In the same poll, 47 percent of respondents said Stalin was “a wise leader who brought the Soviet Union to might and prosperity”. And in a Levada poll last month, 49 percent said Stalin played a positive role, while 32 percent said it was negative – roughly the opposite of a 1994 Survey.

As the Soviet Union unravelled in the late 1980s when Mikhail Gorbachev loosened the government’s grip and oil money dried up, Russians rode the subways reading revelations about Stalin’s crimes in newspapers and journals.

Nowadays, efforts to debunk the criticism and clean up Stalin’s image are a fixture of bookshop shelves, and school notebooks decorated with Stalin’s photo went on sale last year – something unthinkable at that time.

In Volgograd, the city where Putin celebrated the 70th anniversary of the 1943 Battle of Stalingrad last month, local authorities now allow the city to be referred to by its old name at annual anniversary events and on five other days every year.

Stalin’s image is far from pervasive, and there are limits to his rehabilitation.

Calls to change Volgograd’s name back to Stalingrad seem unlikely to succeed, and a campaign to return a giant statue of Stalin to a Moscow metro station fell flat in 2010 – though former Soviet anthem lyrics praising him were put up.

Putin does not go around praising Stalin. He would never, for instance, join the ranks of Communists and other nostalgic Russians who lined up on Tuesday to place flowers at Stalin’s grave by the Kremlin wall on Red Square.

But while he paid tribute to victims of Stalin at the site of a mass grave in 2007 and said the tragedy must never be repeated, he said earlier the same year that Russia should not be made to feel guilty about the Great Terror of 1937, the height of Stalin’s purges.

Worse things, he said, had happened in other countries.

SIX MILLION DEAD

Putin has shied away from public criticism of the Soviet leader, whose government is accused by Western historians of deliberately killing six million civilians or more.

His reticence contrasts with sterner talk from Dmitry Medvedev, the protege Putin ushered into the presidency in 2008 but replaced in May, when he started a third six-year term after a stint as prime minister.

In a 2009 speech, Medvedev said the millions of deaths and “maimed destinies” caused by the Soviet government could not be justified, and in 2010 he said Stalin “committed many crimes against his people”.

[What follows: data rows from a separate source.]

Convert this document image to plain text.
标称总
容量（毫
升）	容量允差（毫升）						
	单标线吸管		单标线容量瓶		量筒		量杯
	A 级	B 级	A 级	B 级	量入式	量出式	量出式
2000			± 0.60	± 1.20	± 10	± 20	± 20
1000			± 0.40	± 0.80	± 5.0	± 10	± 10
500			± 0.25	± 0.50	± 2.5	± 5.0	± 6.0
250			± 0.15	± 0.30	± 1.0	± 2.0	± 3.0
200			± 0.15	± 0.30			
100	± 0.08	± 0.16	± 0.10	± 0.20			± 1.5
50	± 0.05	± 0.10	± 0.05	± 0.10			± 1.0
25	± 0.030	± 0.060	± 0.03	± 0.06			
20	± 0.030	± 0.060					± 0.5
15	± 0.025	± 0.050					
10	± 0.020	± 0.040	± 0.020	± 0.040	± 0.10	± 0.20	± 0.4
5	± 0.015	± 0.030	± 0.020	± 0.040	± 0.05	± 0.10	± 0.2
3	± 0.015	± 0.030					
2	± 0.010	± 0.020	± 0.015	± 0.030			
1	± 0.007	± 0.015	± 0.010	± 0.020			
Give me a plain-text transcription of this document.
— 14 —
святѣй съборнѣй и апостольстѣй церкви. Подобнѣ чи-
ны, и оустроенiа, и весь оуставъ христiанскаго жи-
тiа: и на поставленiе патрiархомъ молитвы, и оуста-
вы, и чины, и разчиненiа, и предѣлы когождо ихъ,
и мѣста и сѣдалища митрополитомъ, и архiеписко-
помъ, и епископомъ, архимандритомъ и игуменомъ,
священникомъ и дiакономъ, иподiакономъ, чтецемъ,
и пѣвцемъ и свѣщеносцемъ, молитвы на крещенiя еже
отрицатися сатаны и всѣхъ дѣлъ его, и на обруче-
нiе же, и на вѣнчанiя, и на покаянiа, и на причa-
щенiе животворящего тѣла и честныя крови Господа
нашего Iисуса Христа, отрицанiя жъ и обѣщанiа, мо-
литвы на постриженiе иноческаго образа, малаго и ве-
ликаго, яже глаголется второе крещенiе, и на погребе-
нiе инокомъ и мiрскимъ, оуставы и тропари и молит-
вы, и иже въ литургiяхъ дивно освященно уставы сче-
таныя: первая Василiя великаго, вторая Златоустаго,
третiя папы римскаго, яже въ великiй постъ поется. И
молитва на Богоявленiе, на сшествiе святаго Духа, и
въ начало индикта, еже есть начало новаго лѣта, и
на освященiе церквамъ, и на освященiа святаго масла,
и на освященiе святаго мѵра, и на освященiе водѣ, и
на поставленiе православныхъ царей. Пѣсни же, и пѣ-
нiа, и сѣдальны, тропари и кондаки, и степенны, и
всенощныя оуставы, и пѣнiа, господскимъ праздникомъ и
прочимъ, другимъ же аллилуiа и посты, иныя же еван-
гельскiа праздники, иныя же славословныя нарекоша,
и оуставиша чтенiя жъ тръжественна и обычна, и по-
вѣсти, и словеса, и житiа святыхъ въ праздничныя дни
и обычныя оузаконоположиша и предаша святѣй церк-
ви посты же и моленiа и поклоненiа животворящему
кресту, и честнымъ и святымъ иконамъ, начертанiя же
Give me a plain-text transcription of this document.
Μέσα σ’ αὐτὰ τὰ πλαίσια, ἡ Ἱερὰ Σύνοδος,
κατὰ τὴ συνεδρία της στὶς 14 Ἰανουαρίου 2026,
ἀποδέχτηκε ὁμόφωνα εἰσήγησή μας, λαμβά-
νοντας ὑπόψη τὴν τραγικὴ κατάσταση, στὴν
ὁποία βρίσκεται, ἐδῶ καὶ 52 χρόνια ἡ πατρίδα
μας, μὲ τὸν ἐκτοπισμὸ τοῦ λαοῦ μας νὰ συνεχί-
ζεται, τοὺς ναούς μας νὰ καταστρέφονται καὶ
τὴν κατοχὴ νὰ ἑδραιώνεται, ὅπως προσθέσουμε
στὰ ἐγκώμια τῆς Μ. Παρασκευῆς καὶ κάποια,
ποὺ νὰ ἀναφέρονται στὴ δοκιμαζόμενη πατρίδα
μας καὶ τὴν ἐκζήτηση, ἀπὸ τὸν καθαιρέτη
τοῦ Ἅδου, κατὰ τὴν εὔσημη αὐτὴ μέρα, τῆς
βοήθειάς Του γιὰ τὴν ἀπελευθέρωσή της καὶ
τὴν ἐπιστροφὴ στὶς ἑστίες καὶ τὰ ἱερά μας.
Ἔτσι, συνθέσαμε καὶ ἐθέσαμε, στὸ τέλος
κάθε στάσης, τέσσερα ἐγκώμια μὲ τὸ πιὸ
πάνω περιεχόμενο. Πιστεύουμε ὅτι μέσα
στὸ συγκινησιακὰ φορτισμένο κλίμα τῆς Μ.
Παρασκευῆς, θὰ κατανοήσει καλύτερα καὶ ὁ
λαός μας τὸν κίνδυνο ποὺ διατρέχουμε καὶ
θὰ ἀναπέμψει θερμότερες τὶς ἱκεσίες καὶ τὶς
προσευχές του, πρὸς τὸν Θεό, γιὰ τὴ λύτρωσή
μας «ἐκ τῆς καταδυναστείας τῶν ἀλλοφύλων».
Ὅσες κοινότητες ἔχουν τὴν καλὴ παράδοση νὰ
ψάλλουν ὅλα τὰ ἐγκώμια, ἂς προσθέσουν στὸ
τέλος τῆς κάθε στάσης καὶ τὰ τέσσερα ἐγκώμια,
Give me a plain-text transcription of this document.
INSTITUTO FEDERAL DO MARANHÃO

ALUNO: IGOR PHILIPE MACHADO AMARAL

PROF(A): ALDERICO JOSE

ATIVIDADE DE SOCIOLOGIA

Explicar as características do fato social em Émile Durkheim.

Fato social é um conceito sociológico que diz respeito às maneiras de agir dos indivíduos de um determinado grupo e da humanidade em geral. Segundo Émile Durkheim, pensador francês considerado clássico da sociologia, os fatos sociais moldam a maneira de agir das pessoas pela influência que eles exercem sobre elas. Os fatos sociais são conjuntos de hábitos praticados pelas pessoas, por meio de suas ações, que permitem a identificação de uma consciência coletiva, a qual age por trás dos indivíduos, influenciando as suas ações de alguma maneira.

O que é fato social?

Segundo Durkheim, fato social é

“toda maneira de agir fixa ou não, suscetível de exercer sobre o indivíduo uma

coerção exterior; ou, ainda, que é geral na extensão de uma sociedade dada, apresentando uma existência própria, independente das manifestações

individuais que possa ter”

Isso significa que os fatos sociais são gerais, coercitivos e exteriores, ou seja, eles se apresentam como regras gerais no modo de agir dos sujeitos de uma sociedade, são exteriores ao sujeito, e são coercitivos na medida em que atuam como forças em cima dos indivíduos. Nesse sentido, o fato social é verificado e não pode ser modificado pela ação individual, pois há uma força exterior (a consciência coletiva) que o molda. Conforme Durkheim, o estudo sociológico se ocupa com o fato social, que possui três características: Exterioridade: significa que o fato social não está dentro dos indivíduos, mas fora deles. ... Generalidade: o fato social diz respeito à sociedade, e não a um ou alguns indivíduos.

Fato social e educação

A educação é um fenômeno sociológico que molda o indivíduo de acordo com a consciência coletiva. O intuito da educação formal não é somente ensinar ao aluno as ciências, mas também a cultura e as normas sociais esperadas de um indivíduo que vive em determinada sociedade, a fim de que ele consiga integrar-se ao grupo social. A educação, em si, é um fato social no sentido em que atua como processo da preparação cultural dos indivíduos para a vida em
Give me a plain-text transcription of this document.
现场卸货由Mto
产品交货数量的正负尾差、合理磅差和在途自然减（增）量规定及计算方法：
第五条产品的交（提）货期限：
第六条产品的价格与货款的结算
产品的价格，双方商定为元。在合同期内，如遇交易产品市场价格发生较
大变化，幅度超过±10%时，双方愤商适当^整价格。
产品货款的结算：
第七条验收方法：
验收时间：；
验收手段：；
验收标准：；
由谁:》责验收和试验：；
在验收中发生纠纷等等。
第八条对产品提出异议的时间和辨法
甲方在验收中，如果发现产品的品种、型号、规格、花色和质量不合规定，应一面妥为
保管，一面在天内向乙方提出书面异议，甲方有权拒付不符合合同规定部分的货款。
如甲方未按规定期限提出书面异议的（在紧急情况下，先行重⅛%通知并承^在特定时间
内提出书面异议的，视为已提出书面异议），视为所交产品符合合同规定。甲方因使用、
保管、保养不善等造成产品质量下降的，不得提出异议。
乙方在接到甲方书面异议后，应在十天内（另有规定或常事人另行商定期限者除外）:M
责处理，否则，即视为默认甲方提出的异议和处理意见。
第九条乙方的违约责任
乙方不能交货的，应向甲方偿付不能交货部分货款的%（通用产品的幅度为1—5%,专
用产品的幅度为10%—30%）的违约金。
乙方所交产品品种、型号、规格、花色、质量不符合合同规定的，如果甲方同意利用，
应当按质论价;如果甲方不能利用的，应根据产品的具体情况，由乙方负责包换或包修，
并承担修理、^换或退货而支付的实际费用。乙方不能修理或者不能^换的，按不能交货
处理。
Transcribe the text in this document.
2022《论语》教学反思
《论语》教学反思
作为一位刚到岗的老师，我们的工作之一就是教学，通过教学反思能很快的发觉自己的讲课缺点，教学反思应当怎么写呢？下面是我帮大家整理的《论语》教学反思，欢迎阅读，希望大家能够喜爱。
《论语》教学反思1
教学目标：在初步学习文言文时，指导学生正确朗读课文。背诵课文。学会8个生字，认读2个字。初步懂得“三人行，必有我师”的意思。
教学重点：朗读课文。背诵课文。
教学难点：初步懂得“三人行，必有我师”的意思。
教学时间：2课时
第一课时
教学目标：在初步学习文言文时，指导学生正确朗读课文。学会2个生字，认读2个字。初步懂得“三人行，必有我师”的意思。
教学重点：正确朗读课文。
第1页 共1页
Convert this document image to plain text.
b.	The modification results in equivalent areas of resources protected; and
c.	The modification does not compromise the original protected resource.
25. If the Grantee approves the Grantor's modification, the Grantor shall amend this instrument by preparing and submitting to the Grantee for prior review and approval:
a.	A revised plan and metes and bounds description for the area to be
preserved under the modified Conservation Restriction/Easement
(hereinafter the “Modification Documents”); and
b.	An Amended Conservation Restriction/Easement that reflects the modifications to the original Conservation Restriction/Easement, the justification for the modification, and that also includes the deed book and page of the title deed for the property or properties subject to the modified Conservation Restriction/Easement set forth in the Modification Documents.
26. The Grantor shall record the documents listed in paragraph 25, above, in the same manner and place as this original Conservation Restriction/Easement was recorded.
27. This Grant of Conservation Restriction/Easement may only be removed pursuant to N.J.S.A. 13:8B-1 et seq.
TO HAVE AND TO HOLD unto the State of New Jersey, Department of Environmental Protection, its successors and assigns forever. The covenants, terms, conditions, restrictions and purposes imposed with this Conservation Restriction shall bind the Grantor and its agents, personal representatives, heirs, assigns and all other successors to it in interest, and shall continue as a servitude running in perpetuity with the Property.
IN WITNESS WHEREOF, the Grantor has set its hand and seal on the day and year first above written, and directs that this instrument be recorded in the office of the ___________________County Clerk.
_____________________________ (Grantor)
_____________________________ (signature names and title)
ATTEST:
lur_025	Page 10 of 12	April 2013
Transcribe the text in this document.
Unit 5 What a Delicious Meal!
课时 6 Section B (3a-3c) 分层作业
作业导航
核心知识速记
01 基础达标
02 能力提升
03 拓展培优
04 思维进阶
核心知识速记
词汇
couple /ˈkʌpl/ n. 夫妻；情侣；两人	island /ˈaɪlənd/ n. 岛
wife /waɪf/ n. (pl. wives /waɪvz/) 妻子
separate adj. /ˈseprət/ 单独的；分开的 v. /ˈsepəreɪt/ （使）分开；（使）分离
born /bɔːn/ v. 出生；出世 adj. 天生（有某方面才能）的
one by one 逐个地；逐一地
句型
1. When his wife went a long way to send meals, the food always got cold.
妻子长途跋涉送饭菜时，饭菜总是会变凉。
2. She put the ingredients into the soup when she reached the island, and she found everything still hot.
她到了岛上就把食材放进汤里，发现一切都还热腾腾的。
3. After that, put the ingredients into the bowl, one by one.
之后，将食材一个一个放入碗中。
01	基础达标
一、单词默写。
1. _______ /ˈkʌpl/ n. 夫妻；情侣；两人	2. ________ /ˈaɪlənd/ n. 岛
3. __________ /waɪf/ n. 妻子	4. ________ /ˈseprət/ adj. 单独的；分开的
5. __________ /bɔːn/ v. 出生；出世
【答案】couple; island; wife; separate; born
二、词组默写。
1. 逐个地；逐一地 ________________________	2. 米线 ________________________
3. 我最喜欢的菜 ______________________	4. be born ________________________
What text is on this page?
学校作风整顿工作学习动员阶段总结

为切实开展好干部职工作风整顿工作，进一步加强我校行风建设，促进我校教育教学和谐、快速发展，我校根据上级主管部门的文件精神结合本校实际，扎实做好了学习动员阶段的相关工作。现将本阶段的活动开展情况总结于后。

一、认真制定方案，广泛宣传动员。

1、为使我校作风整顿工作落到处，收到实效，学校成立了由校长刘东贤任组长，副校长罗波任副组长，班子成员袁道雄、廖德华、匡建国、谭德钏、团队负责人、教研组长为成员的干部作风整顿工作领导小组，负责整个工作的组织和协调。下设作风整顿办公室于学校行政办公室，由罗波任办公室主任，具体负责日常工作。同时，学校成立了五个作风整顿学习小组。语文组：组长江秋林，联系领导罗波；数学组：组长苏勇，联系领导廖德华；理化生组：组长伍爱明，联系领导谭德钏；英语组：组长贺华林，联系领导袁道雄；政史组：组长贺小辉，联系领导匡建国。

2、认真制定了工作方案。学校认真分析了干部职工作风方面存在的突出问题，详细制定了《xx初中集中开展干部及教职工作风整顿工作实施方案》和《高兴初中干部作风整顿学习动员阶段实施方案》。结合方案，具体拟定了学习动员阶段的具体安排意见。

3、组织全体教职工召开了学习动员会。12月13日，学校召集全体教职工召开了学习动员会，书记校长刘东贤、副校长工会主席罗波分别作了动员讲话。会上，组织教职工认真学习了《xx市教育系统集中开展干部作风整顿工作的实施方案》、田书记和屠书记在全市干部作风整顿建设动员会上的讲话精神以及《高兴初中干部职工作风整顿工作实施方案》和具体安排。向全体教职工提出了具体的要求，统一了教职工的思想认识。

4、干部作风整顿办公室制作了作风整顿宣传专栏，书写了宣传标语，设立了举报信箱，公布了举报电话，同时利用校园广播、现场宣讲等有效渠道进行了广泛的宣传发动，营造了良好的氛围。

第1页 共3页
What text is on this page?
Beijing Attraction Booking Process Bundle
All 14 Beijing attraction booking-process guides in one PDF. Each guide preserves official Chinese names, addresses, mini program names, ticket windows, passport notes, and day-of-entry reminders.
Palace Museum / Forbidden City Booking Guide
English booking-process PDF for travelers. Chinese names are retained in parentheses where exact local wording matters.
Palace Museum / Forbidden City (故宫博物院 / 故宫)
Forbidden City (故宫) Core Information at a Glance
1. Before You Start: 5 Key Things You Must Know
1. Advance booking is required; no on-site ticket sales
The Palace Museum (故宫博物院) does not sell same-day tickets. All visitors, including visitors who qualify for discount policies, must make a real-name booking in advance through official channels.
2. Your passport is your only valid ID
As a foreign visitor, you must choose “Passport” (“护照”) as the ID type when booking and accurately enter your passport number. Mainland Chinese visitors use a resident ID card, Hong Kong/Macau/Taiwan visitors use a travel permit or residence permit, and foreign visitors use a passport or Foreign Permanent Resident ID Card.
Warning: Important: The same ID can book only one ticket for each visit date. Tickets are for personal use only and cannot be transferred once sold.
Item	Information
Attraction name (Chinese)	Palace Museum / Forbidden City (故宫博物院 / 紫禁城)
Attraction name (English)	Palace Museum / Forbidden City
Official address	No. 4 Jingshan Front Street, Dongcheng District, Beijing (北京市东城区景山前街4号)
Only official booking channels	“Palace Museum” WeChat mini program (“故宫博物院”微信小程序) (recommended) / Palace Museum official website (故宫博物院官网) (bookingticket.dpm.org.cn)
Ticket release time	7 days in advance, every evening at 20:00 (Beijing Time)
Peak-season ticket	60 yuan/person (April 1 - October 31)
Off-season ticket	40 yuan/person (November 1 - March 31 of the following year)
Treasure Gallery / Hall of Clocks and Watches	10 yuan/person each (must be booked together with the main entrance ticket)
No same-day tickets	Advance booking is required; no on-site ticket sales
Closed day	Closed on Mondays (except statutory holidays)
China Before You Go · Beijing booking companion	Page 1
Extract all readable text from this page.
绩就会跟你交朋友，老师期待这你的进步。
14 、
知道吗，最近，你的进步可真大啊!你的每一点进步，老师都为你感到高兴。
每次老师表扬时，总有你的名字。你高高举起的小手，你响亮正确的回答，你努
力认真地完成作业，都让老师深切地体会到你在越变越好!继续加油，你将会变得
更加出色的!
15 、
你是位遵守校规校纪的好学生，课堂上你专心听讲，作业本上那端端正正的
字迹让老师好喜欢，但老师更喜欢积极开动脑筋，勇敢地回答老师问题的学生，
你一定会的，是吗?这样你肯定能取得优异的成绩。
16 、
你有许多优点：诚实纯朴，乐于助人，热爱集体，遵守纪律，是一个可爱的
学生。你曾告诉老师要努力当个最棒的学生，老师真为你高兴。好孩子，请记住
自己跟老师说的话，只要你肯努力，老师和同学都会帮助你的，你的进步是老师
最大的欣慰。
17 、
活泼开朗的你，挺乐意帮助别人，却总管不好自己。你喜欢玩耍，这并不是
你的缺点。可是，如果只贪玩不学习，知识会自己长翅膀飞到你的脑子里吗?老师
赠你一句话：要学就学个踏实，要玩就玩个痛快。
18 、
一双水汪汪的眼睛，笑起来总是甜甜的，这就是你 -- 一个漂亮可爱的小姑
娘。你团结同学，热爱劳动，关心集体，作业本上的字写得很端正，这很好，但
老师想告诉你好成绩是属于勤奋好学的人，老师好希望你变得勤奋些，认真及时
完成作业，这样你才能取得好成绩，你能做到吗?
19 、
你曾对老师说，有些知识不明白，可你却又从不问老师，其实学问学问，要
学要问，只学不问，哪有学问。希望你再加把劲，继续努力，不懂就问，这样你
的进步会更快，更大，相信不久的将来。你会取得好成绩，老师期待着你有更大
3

For Putin, such words could undermine the power structure built by a longtime Soviet KGB officer who has brought many former colleagues from security and intelligence into prominent positions and used their successor agencies to quash dissent.

Historians and activists who seek to document the Soviet government’s crimes against its own people are dismayed by Stalin’s staying power. They say Russia will not thrive until it comes to terms with Stalin’s crimes, but Putin’s critics say he has resisted efforts to make that happen.

While a big new Jewish Museum and Tolerance Centre opened last year in the Russian capital, with Putin’s support, there is still no national memorial to the victims of Stalin’s rule.

“Discussion of Stalin is not about the Gulag or who won the war, it’s about what kind of Russia we will live in,” political commentator Konstantin von Eggert told the meeting in the church hotel on Monday.

“Will it be a country in which the individual exists for the state … or a state that respects people and works on behalf of free citizens?”